PALM BEACH, Fla. – A group of marina and boatyard owners in Palm Beach County, Fla., facing another year of triple-digit tax increases, have teamed up to challenge the way their properties are appraised, pooling tens of thousands of dollars to hire a team of experts and taking their pleas to county and state officials, the Palm Beach Post reported in a story yesterday.
The effort comes in response to the 2006 property assessments sent out last month. Several marinas saw their tax bills double, even triple, for the second year in a row, frustrating an industry already threatened by climbing insurance costs, hurricane repairs and development pressures.

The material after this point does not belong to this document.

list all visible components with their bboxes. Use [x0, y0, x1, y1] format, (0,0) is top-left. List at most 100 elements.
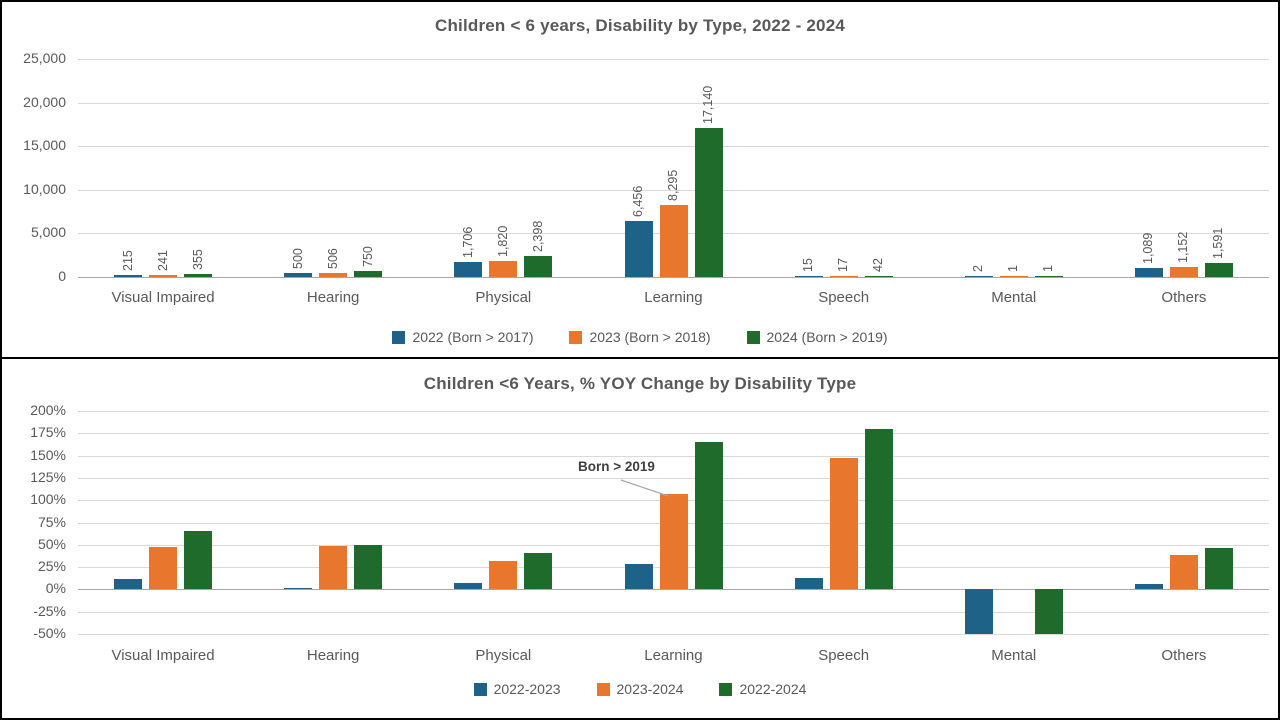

“These guys are just putting us out of business,” Ray Graziotto, president of Jupiter-based Seven Kings Holdings, which owns four marinas in Palm Beach County, told the newspaper. “This is really self-preservation. Any profit that any of us were making is gone if these assessments stand.
“None of us is expecting a free ride, but how can you endure 400 and 500 percent tax increases over the course of a few years?”
Eight marine business owners formed the group, calling themselves the Save the Working Waterfront in Palm Beach County Committee. Graziotto is its chairman, the Post reported.
Working with the Marine Industries Association of Palm Beach County, they’re asking other marine businesses to join the effort. The initial members have committed $10,000 each, and are hoping to raise more money from others.
According to the marine group, total taxes for county commercial slips that are open to the public were about $1.38 million last year, up from $914,000 in 2004. That jumped to $4.37 million for 2006.
Several marine businesses plan to file appeals next week, the newspaper reported.
If property values make it impossible for marinas and boatyards to be profitable, they’ll sell their prized land to condo builders, said John Sprague, co-owner of Everglades Adventures marina and legislative chief for the Marine Industries Association of Florida.
“There isn’t a single small business in Palm Beach County that can take that kind of hit. You can’t budget for it,” Sprague told the Post. “Unless something’s done, you’re going to lose every public marina.”